Comunistas en el exterior
Tipografía

El mundo consternado por el terremoto de México y los huracanes que azotan al Caribe dejando regueros de muertos y de inmensos dolores y tristezas.



Aunque quizás no sorprendida completamente, la comunidad internacional escuchó en la Asamblea de las Naciones Unidas el discurso torpe de un demente llevado a ser presidente de una gran potencia mundial que habló de la supremacía de su nación y amenazó con destruir países. Rambo presidente. También por estos días, Barcelona, como símbolo catalán, fue atrayendo mucho más las miradas del mundo.

Lo que era una difusa lucha por la independencia se fue convirtiendo en una gran batalla por las libertades y la democracia, en una España descosida que necesita, no un remiendo constitucional, sino un proceso constituyente que rompa la heredad de la institucionalidad surgida del consenso del 78 y que fue la misma que el dictador dejara atada y bien atada. Y también resaltaban los noticieros los ensayos misilìsticos de Corea del norte. Perdidas en las penumbras o el olvido, quedaron las noticias sobre el drama de los refugiados que nunca acaba, o de la oposición venezolana, misteriosamente desactivada. Y en España intentan pasar de agache los temas de la corrupción bestial que corroe el alma del Partido Popular.

Pero en Colombia la noticia en las redes es una gorra o cachucha. Esta es la historia en forma resumida:

Una joven señora aborda un vuelo comercial para viajar a alguna ciudad. No importa cual. Buscando su asiento, la joven señora, muy bien vestida ella, se fija en un pasajero que se encuentra no solamente ya muy bien sentado en su sitio correspondiente, sino que está un poco adormilado.

El pasajero medio adormilado cubre su cabeza, o quizás su calva, con una gorra o cachucha, que también oculta un poco sus ojos y su cara. Pero resulta que la gorra es de color verde oliva y tiene un estrella roja. Parecida a las que usaba Mao Tse Tung. Cuando la joven señora se fijó en la gorra y la estrella roja del pasajero adormilado, pegó un grito de espanto, se persignó y corrió desesperada a la cabina de mando, presa de angustia y de terror, para decirle al capitán de la nave que ella no viajaría en el mismo avión donde viajaba un calvo vergonzante, que además era un temible y peligroso guerrillero de las FARC. La joven y asustada y muy bien vestida señora escribió un tuit denunciando lo que pasaba. Inmediatamente los estrategas publicitarios del uribismo lanzaron un hashhtag para vender la idea de no compartir nada con los exguerrilleros.

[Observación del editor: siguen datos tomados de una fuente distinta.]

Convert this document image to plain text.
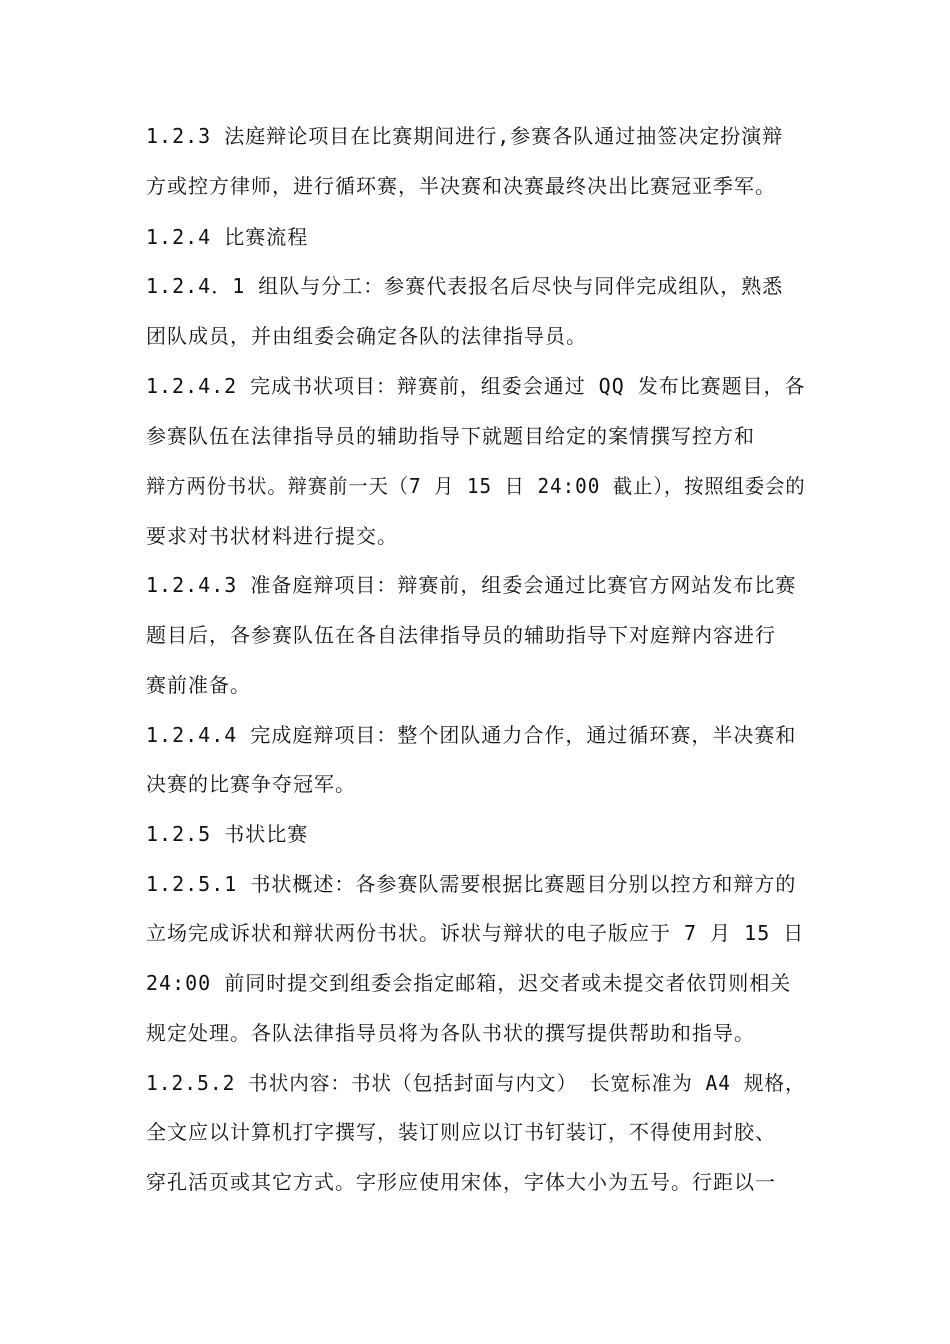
1.2.3 法庭辩论项目在比赛期间进行,参赛各队通过抽签决定扮演辩
方或控方律师，进行循环赛，半决赛和决赛最终决出比赛冠亚季军。
1.2.4 比赛流程
1.2.4．1 组队与分工：参赛代表报名后尽快与同伴完成组队，熟悉
团队成员，并由组委会确定各队的法律指导员。
1.2.4.2 完成书状项目：辩赛前，组委会通过 QQ 发布比赛题目，各
参赛队伍在法律指导员的辅助指导下就题目给定的案情撰写控方和
辩方两份书状。辩赛前一天（7 月 15 日 24:00 截止），按照组委会的
要求对书状材料进行提交。
1.2.4.3 准备庭辩项目：辩赛前，组委会通过比赛官方网站发布比赛
题目后，各参赛队伍在各自法律指导员的辅助指导下对庭辩内容进行
赛前准备。
1.2.4.4 完成庭辩项目：整个团队通力合作，通过循环赛，半决赛和
决赛的比赛争夺冠军。
1.2.5 书状比赛
1.2.5.1 书状概述：各参赛队需要根据比赛题目分别以控方和辩方的
立场完成诉状和辩状两份书状。诉状与辩状的电子版应于 7 月 15 日
24:00 前同时提交到组委会指定邮箱，迟交者或未提交者依罚则相关
规定处理。各队法律指导员将为各队书状的撰写提供帮助和指导。
1.2.5.2 书状内容：书状（包括封面与内文） 长宽标准为 A4 规格，
全文应以计算机打字撰写，装订则应以订书钉装订，不得使用封胶、
穿孔活页或其它方式。字形应使用宋体，字体大小为五号。行距以一
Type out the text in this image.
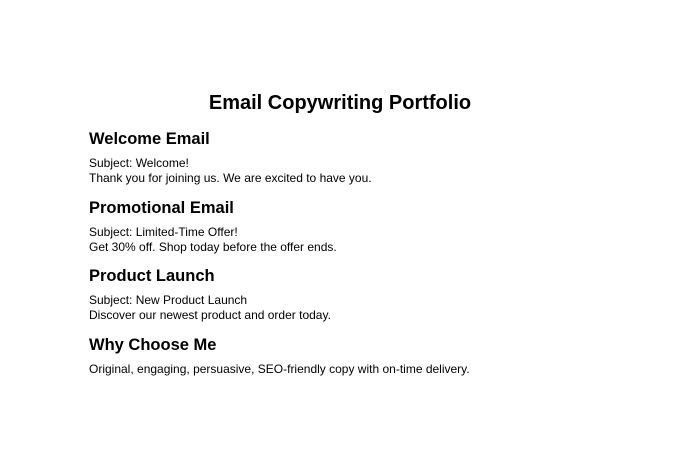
Email Copywriting Portfolio
Welcome Email

Subject: Welcome!

Thank you for joining us. We are excited to have you.

Promotional Email

Subject: Limited-Time Offer!

Get 30% off. Shop today before the offer ends.

Product Launch

Subject: New Product Launch

Discover our newest product and order today.

Why Choose Me

Original, engaging, persuasive, SEO-friendly copy with on-time delivery.
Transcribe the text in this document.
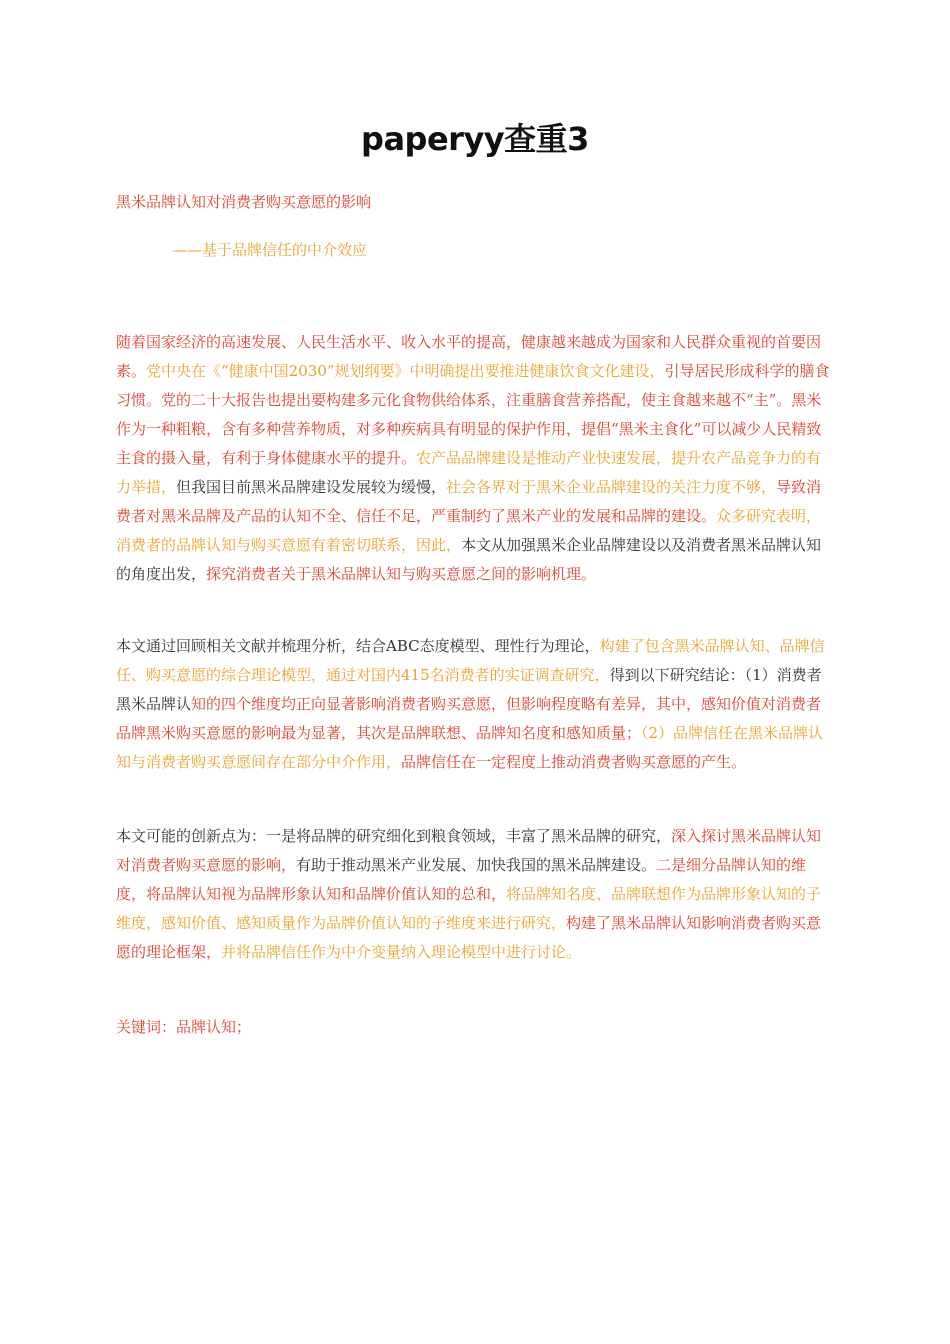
paperyy查重3
黑米品牌认知对消费者购买意愿的影响
——基于品牌信任的中介效应
随着国家经济的高速发展、人民生活水平、收入水平的提高，健康越来越成为国家和人民群众重视的首要因素。党中央在《“健康中国2030”规划纲要》中明确提出要推进健康饮食文化建设，引导居民形成科学的膳食习惯。党的二十大报告也提出要构建多元化食物供给体系，注重膳食营养搭配，使主食越来越不“主”。黑米作为一种粗粮，含有多种营养物质，对多种疾病具有明显的保护作用，提倡“黑米主食化”可以减少人民精致主食的摄入量，有利于身体健康水平的提升。农产品品牌建设是推动产业快速发展，提升农产品竞争力的有力举措，但我国目前黑米品牌建设发展较为缓慢，社会各界对于黑米企业品牌建设的关注力度不够，导致消费者对黑米品牌及产品的认知不全、信任不足，严重制约了黑米产业的发展和品牌的建设。众多研究表明，消费者的品牌认知与购买意愿有着密切联系，因此，本文从加强黑米企业品牌建设以及消费者黑米品牌认知的角度出发，探究消费者关于黑米品牌认知与购买意愿之间的影响机理。
本文通过回顾相关文献并梳理分析，结合ABC态度模型、理性行为理论，构建了包含黑米品牌认知、品牌信任、购买意愿的综合理论模型，通过对国内415名消费者的实证调查研究，得到以下研究结论：（1）消费者黑米品牌认知的四个维度均正向显著影响消费者购买意愿，但影响程度略有差异，其中，感知价值对消费者品牌黑米购买意愿的影响最为显著，其次是品牌联想、品牌知名度和感知质量；（2）品牌信任在黑米品牌认知与消费者购买意愿间存在部分中介作用，品牌信任在一定程度上推动消费者购买意愿的产生。
本文可能的创新点为：一是将品牌的研究细化到粮食领域，丰富了黑米品牌的研究，深入探讨黑米品牌认知对消费者购买意愿的影响，有助于推动黑米产业发展、加快我国的黑米品牌建设。二是细分品牌认知的维度，将品牌认知视为品牌形象认知和品牌价值认知的总和，将品牌知名度、品牌联想作为品牌形象认知的子维度，感知价值、感知质量作为品牌价值认知的子维度来进行研究，构建了黑米品牌认知影响消费者购买意愿的理论框架，并将品牌信任作为中介变量纳入理论模型中进行讨论。
关键词：品牌认知；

Ni aviones, ni restaurantes. Nada. Resulta que la joven señora era la esposa de un prominente parlamentario uribista. Un político, que como buen uribista, pertenece a un clan familiar enredado en líos judiciales por corrupción y otros delitos. Y resulta que el pasajero de la calva y de la gorra no era ningún temible ex combatiente de las FARC, sino un aburrido pensionado que acompañaba a su mujer a una cita médica. A una carísima clínica privada, pues el uribismo acabó con la sanidad pública. El hijo del hombre de la gorra vio el tuit de la joven señora y el hashtag uribista y lógicamente se indignó, se asustó y también denuncio en las redes el asunto. El tema se hizo viral. La joven señora cerró su cuenta muy avergonzada y su señor marido, el parlamentario, pidió excusas en su nombre.

La historia de esta gorra y la joven señora asustada ha servido para mostrar, por millonésima vez, que el uribismo le tiene la cabeza vuelta mierda a sus seguidores. Llena de miedos, espantos y temores. La gorra verde con la estrella roja de cinco puntas se ha convertido en símbolo del rechazo al bestiario uribista y de apoyo a la paz. Repelente anti-uribista, le llaman. Miles de personas suben a las redes sus fotos con ellas puestas. Un buen negocio para vendedores ambulantes y rebuscadores del esquivo y vil metal. Lo bueno de toda esta historia es que cuando el uribismo quiera hacer trizas los acuerdos de paz, habrá un país burlón, soñador y mamagallista que los sacará corriendo a gorrazo limpio.